El controvertido vocal supremo Robinson Gonzáles Campos vuelve a ser noticia. Esta vez, la fiscal suprema Gladys Echaíz ha apoyado el pedido de recusación interpuesto por la Procuraduría Ad Hoc en la causa conocida como “Prensa chicha”, exigiendo a la Sala Penal Transitoria de la Corte Suprema la evaluación de su no participación en este caso. Ello, en razón al hecho cierto que el mencionado tribunal supremo, del cual Robinson Gonzáles es presidente, debe decidir en instancia definitiva sobre la impugnación formulada por los hermanos Wolfenson Woloch a la sentencia que les impuso una condena de 5 años de privación de libertad por la comisión del delito de peculado.

Como bien recordamos, el recusado magistrado supremo tiene en su haber varios fallos jurisdiccionales favorables a notorios procesados y miembros de la corrupción fujimontesinista. Entre ellos, la rápida excarcelación de los referidos hermanos Wolfenson Woloch y la concesión de beneficios penitenciarios a Bedoya de Vivanco en términos contrarios a la Ley Nº 27770, según recordó esta semana un diario de circulación nacional a propósito de las suspicacias que suscita el mencionado magistrado supremo por el rol que ha de jugar en la extradición del prófugo Alberto Fujimori (La República, 04/08/05) (sobre los cuestionamientos que pesan sobre Gonzáles por su trayectoria profesional y sus decisiones jurisdiccionales, ver: Diez fallos judiciales cuestionables del vocal supremo Robinson Gonzáles Campos).

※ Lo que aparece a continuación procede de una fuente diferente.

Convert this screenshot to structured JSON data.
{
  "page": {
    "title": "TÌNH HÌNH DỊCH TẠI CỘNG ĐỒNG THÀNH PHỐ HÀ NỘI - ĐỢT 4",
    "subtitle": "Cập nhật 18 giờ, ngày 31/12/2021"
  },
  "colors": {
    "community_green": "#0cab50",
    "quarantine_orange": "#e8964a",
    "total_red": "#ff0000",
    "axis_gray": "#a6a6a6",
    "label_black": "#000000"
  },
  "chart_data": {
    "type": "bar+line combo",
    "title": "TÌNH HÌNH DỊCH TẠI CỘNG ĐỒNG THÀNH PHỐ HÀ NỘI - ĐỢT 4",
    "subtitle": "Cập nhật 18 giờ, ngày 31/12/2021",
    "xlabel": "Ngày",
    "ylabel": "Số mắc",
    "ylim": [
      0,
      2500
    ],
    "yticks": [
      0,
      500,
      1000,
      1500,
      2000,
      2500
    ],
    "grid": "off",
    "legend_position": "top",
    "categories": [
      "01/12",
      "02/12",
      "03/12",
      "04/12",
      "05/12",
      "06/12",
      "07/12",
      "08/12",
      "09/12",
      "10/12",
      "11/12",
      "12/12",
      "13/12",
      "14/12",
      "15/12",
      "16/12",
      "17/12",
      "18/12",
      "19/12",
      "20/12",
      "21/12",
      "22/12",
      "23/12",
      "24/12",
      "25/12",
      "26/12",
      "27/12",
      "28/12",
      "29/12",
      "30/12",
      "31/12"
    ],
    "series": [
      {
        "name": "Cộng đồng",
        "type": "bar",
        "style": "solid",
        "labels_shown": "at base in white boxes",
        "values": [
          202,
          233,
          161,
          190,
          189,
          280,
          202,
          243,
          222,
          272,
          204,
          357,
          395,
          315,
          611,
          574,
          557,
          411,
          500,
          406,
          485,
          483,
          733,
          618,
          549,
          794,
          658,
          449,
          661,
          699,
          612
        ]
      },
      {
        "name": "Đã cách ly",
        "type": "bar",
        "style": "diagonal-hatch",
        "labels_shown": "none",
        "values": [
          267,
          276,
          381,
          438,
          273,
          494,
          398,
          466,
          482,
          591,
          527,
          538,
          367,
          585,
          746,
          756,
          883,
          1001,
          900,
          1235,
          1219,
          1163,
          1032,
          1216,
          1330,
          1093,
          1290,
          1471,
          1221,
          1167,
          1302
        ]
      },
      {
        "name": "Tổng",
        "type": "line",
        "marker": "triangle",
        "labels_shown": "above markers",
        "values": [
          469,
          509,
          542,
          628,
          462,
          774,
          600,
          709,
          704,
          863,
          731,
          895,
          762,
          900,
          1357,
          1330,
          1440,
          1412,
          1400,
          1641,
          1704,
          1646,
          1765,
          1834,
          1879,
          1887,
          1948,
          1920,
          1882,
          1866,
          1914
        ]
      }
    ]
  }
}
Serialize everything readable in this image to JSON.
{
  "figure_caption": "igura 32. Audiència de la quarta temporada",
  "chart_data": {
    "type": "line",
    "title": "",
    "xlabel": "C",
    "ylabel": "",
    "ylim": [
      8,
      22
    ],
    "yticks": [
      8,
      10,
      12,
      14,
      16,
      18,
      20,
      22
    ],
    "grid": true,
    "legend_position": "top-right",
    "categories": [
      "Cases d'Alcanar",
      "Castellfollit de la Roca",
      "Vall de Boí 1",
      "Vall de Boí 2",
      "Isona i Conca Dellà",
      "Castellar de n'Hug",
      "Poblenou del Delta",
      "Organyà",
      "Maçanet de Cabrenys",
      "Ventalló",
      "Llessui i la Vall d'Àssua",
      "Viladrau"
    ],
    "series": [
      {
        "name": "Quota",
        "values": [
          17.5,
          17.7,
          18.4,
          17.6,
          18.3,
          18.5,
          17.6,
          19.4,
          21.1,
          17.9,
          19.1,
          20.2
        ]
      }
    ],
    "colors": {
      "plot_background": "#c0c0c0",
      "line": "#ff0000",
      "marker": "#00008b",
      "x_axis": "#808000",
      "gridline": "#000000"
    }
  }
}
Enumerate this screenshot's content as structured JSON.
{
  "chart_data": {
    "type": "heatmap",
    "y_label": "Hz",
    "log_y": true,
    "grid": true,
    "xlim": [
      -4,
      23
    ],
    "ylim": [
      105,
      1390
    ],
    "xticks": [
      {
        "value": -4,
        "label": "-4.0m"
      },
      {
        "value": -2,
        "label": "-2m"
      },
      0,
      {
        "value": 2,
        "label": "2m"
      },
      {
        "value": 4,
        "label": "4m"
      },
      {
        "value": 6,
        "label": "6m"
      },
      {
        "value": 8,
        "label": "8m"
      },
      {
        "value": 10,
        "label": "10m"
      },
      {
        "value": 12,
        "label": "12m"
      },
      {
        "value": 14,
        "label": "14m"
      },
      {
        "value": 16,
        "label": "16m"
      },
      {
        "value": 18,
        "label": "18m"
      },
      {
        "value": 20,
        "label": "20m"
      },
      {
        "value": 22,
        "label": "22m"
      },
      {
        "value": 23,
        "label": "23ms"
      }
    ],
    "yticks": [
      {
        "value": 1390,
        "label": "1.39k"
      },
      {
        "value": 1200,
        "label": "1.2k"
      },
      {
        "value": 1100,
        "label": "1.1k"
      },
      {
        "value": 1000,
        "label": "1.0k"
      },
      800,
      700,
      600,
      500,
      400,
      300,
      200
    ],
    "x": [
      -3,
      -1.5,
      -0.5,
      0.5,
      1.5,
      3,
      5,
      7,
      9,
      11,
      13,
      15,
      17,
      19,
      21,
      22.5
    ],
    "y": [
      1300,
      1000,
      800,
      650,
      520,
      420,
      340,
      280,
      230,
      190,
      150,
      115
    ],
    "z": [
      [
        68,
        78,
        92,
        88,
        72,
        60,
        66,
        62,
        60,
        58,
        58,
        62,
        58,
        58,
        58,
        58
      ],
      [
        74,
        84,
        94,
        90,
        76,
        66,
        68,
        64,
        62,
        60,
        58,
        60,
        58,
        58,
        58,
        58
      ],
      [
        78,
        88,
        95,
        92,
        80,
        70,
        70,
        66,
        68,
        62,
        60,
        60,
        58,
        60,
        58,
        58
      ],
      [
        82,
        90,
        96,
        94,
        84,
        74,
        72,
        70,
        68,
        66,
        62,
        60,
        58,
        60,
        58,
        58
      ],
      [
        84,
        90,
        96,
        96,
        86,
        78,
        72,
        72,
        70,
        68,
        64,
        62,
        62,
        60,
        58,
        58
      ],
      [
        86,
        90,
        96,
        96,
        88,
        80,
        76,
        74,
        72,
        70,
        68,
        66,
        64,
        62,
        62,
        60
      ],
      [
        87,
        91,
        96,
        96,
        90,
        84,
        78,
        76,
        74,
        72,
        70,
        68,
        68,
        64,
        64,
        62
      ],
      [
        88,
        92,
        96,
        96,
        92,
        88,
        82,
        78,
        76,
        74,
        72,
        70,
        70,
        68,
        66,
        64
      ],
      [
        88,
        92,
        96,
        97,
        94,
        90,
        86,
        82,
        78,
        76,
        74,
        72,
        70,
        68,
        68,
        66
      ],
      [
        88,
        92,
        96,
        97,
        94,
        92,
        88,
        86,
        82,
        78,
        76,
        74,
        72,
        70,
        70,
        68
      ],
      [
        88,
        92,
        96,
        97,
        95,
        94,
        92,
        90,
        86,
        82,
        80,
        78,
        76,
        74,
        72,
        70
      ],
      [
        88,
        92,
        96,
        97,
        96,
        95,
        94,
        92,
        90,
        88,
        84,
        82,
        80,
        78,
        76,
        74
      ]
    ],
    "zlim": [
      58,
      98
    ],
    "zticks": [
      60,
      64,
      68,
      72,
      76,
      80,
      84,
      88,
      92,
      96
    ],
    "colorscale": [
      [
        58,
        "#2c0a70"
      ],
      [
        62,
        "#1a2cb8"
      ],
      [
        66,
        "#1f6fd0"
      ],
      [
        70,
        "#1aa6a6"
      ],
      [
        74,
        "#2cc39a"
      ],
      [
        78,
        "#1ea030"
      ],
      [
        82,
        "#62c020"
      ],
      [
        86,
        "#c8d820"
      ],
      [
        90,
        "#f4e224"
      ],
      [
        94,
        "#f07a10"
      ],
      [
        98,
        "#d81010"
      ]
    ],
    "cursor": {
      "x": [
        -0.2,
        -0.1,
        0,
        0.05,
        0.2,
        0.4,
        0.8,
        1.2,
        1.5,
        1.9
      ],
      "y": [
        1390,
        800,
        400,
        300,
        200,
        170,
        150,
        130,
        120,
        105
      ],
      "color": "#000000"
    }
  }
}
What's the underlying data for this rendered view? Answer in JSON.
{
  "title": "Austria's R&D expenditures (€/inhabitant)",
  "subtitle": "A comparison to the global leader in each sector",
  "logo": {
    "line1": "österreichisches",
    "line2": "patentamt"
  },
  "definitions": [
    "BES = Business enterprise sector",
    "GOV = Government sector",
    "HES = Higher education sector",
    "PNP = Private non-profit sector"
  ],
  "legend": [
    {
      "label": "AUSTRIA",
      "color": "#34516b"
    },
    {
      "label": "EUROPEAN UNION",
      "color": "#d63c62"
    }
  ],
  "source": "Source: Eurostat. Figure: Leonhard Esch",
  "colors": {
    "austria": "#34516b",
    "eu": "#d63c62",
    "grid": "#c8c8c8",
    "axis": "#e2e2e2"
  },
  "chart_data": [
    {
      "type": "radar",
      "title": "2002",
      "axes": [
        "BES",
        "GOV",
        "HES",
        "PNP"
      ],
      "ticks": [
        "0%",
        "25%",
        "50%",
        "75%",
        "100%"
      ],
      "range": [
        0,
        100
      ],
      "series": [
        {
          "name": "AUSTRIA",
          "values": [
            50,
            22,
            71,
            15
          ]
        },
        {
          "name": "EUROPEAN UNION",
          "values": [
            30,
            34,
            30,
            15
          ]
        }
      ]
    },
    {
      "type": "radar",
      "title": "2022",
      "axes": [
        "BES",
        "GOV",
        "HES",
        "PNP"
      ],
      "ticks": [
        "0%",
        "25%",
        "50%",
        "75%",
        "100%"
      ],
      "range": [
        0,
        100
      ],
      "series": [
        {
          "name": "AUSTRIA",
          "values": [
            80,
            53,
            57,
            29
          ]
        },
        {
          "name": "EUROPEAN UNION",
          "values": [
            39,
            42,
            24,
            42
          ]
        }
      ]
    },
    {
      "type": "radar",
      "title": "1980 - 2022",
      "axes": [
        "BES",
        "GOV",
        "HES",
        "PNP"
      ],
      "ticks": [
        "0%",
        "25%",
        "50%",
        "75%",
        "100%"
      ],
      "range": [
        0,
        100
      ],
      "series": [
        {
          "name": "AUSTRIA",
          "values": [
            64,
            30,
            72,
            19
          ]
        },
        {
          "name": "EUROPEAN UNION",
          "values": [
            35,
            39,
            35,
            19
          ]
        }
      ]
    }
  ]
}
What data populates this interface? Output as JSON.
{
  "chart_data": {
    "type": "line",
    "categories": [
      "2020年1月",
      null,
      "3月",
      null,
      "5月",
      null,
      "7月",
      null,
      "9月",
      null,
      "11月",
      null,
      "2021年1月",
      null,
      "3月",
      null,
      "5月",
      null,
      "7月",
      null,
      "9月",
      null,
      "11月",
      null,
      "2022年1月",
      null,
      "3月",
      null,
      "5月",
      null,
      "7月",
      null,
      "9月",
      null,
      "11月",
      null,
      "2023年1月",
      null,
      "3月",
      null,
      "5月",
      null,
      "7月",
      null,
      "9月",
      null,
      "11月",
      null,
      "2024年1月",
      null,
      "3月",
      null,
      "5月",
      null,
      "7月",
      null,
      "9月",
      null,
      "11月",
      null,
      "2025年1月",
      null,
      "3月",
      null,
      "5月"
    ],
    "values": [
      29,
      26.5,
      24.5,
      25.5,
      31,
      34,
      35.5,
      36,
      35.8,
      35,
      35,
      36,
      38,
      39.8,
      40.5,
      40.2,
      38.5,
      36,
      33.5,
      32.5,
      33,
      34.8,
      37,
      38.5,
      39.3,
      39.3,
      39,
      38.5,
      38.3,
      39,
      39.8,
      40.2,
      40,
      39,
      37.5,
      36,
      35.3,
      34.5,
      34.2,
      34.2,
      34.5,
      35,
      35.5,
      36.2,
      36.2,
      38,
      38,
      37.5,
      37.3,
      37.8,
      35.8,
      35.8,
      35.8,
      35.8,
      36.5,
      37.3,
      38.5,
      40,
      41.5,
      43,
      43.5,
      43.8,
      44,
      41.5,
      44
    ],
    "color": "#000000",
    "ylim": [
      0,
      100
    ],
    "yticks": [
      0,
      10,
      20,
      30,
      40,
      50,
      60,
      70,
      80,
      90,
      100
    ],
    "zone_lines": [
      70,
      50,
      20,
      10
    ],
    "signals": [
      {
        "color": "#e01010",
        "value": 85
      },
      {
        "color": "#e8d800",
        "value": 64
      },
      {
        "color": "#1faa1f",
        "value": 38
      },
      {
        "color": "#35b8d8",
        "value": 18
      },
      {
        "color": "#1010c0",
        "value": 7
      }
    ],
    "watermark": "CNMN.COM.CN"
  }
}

Estos “antecedentes” hacen temer, razonada y razonablemente, que Gonzáles Campos pudiera tener un comportamiento que ponga en cuestión la necesaria imparcialidad que debe acompañar los actos y decisiones de los magistrados. Ahora corresponde a los otros cuatro vocales integrantes de la Sala Penal Transitoria de la Corte Suprema decidir el apartamiento de Robinson Gonzáles por el bien de la justicia y la misma imagen del Poder Judicial.